SemEval 2019 Task 1: Cross-lingual Semantic Parsing with UCCA

Organized by borgr - Current server time: April 21, 2025, 7:31 a.m. UTC

Evaluation

Jan. 10, 2019, midnight UTC

Current

Post-Evaluation

Feb. 1, 2019, midnight UTC

End

Competition Ends

Never

Overview
Evaluation
Terms and Conditions
Submissions and Results

SemEval-2019 Task 1: Cross-lingual Semantic Parsing with UCCA

The task evaluation period was between January 1, 2019 and February 1, 2019. Results were presented at SemEval 2019, held on June 6-7 in Minneapolis, USA (collocated with NAACL-HLT).

The task summary is published as the following paper:

@inproceedings{hershcovich-etal-2019-semeval,
    title = "{S}em{E}val-2019 Task 1: Cross-lingual Semantic Parsing with {UCCA}",
    author = "Hershcovich, Daniel  and
      Aizenbud, Zohar  and
      Choshen, Leshem  and
      Sulem, Elior  and
      Rappoport, Ari  and
      Abend, Omri",
    booktitle = "Proceedings of the 13th International Workshop on Semantic Evaluation",
    month = jun,
    year = "2019",
    address = "Minneapolis, Minnesota, USA",
    publisher = "Association for Computational Linguistics",
    url = "https://www.aclweb.org/anthology/S19-2001",
    doi = "10.18653/v1/S19-2001",
    pages = "1--10"
}

Training, development and test data used in the shared task.

Results can be found under Submissions and Results.

Background

Semantic representation is receiving growing attention in NLP in the past few years, and many proposals for semantic schemes have recently been put forth. Examples include Abstract Meaning Representation, Broad-coverage Semantic Dependencies, Universal Decompositional Semantics, Parallel Meaning Bank, and Universal Conceptual Cognitive Annotation.
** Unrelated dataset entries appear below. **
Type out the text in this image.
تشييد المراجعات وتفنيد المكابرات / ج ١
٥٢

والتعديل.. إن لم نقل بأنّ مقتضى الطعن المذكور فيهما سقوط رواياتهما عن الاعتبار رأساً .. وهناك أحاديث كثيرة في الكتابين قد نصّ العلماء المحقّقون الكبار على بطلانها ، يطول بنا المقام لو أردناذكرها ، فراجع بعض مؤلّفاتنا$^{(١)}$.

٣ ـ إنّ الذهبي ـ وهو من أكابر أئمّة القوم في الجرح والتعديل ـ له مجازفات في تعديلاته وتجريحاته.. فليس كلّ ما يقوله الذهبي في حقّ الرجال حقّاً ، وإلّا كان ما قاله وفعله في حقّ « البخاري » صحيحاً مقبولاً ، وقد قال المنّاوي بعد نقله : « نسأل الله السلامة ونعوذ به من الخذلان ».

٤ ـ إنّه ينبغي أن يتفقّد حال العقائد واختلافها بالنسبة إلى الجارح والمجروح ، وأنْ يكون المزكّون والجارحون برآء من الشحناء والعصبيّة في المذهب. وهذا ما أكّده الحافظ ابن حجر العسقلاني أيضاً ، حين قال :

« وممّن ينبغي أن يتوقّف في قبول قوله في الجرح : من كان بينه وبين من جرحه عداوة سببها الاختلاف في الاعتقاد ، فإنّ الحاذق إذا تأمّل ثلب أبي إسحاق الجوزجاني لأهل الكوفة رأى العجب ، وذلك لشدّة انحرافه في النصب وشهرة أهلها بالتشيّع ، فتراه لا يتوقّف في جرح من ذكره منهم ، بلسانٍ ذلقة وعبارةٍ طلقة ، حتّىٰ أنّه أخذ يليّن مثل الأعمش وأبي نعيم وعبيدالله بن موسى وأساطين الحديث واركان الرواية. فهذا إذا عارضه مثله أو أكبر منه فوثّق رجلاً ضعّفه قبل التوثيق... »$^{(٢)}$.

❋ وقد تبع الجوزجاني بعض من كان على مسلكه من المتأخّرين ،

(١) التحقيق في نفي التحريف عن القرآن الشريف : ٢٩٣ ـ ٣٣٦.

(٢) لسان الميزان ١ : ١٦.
These advances in semantic representation, along with corresponding advances in semantic parsing, hold promise benefit essentially all text understanding tasks, and have already demonstrated applicability to summarization, paraphrase detection, and semantic evaluation (using UCCA; see below).
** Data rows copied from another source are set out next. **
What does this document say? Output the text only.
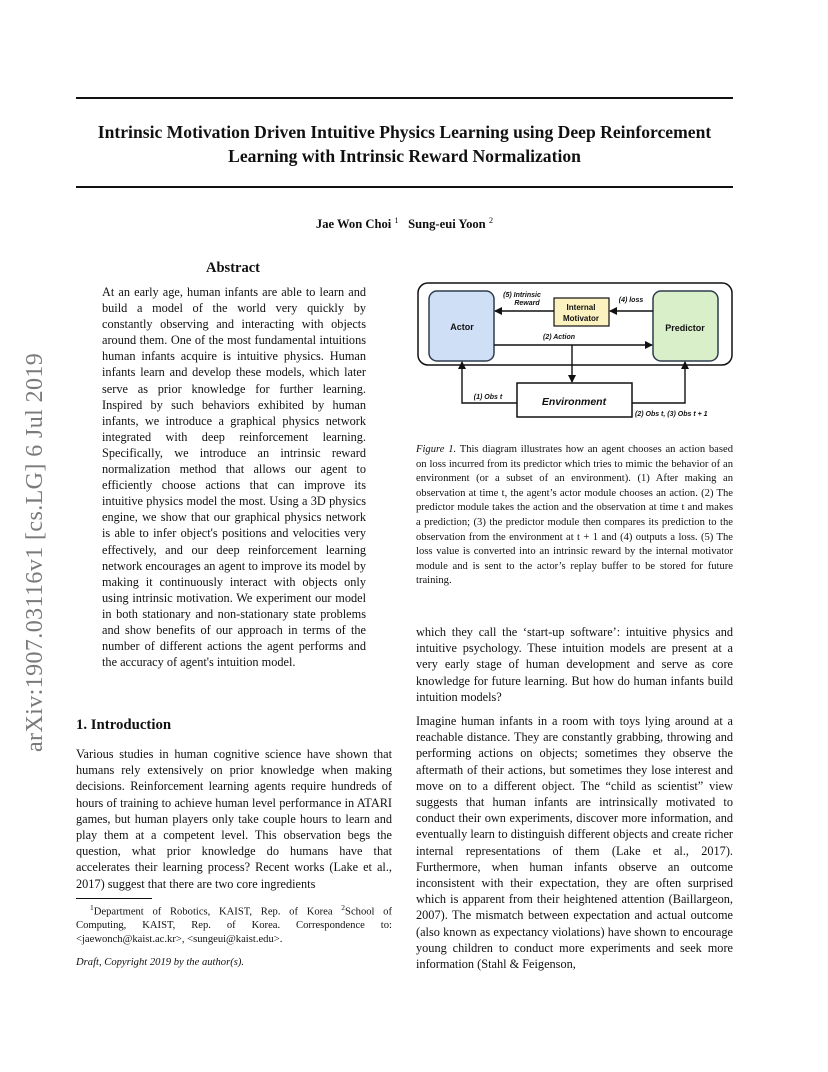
Intrinsic Motivation Driven Intuitive Physics Learning using Deep Reinforcement Learning with Intrinsic Reward Normalization
Jae Won Choi $^1$ Sung-eui Yoon $^2$
arXiv:1907.03116v1 [cs.LG] 6 Jul 2019
Abstract
At an early age, human infants are able to learn and build a model of the world very quickly by constantly observing and interacting with objects around them. One of the most fundamental intuitions human infants acquire is intuitive physics. Human infants learn and develop these models, which later serve as prior knowledge for further learning. Inspired by such behaviors exhibited by human infants, we introduce a graphical physics network integrated with deep reinforcement learning. Specifically, we introduce an intrinsic reward normalization method that allows our agent to efficiently choose actions that can improve its intuitive physics model the most. Using a 3D physics engine, we show that our graphical physics network is able to infer object's positions and velocities very effectively, and our deep reinforcement learning network encourages an agent to improve its model by making it continuously interact with objects only using intrinsic motivation. We experiment our model in both stationary and non-stationary state problems and show benefits of our approach in terms of the number of different actions the agent performs and the accuracy of agent's intuition model.
1. Introduction
Various studies in human cognitive science have shown that humans rely extensively on prior knowledge when making decisions. Reinforcement learning agents require hundreds of hours of training to achieve human level performance in ATARI games, but human players only take couple hours to learn and play them at a competent level. This observation begs the question, what prior knowledge do humans have that accelerates their learning process? Recent works (Lake et al., 2017) suggest that there are two core ingredients
$^1$Department of Robotics, KAIST, Rep. of Korea $^2$School of Computing, KAIST, Rep. of Korea. Correspondence to: <jaewonch@kaist.ac.kr>, <sungeui@kaist.edu>.
Draft, Copyright 2019 by the author(s).
Actor	Predictor
Internal
Motivator
(4) loss
(5) Intrinsic
Reward
(2) Action
Environment
(1) Obs t
(2) Obs t, (3) Obs t + 1
Figure 1. This diagram illustrates how an agent chooses an action based on loss incurred from its predictor which tries to mimic the behavior of an environment (or a subset of an environment). (1) After making an observation at time t, the agent’s actor module chooses an action. (2) The predictor module takes the action and the observation at time t and makes a prediction; (3) the predictor module then compares its prediction to the observation from the environment at t + 1 and (4) outputs a loss. (5) The loss value is converted into an intrinsic reward by the internal motivator module and is sent to the actor’s replay buffer to be stored for future training.
which they call the ‘start-up software’: intuitive physics and intuitive psychology. These intuition models are present at a very early stage of human development and serve as core knowledge for future learning. But how do human infants build intuition models?
Imagine human infants in a room with toys lying around at a reachable distance. They are constantly grabbing, throwing and performing actions on objects; sometimes they observe the aftermath of their actions, but sometimes they lose interest and move on to a different object. The “child as scientist” view suggests that human infants are intrinsically motivated to conduct their own experiments, discover more information, and eventually learn to distinguish different objects and create richer internal representations of them (Lake et al., 2017). Furthermore, when human infants observe an outcome inconsistent with their expectation, they are often surprised which is apparent from their heightened attention (Baillargeon, 2007). The mismatch between expectation and actual outcome (also known as expectancy violations) have shown to encourage young children to conduct more experiments and seek more information (Stahl & Feigenson,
In addition to their potential applicative value, work on semantic parsing poses interesting algorithmic and modelling challenges, which are often different from those tackled in syntactic parsing, including reentrancy (e.g., for sharing arguments across predicates), and the modelling of the interface with lexical semantics. Semantic parsing into such schemes has been much advanced by recent SemEval workshops, including two tasks on Broad-coverage Semantic Dependency Parsing and two tasks on AMR parsing. We expect that a SemEval task on UCCA parsing to have a similar effect. Moreover, given the conceptual similarity between the different semantic representations, it is likely that work on UCCA parsing will directly contribute to the development of other semantic parsing technology. Furthermore, conversion scripts are available between UCCA and the SDP, CoNLL-U and AMR formats. Teams that participated in past shared tasks on SDP, UD and AMR, are encouraged to participate using similar systems and a conversion-based protocol.

UCCA is a cross-linguistically applicable semantic representation scheme, building on the established Basic Linguistic Theory typological framework. It has demonstrated applicability to multiple languages, including English, French and German (with pilot annotation projects on Czech, Russian and Hebrew), and stability under translation. It has proven useful for defining semantic evaluation measures for text-to-text generation tasks, including machine translation, text simplification and grammatical error correction.

UCCA supports rapid annotation by non-experts, assisted by an accessible annotation interface. The interface is powered by an open-source, flexible web-application for syntactic and semantic phrase-based annotation in general, and for UCCA annotation in particular.1

Task Definition

The task consists in parsing text according to the UCCA semantic annotation. The task starts from pre-tokenized text.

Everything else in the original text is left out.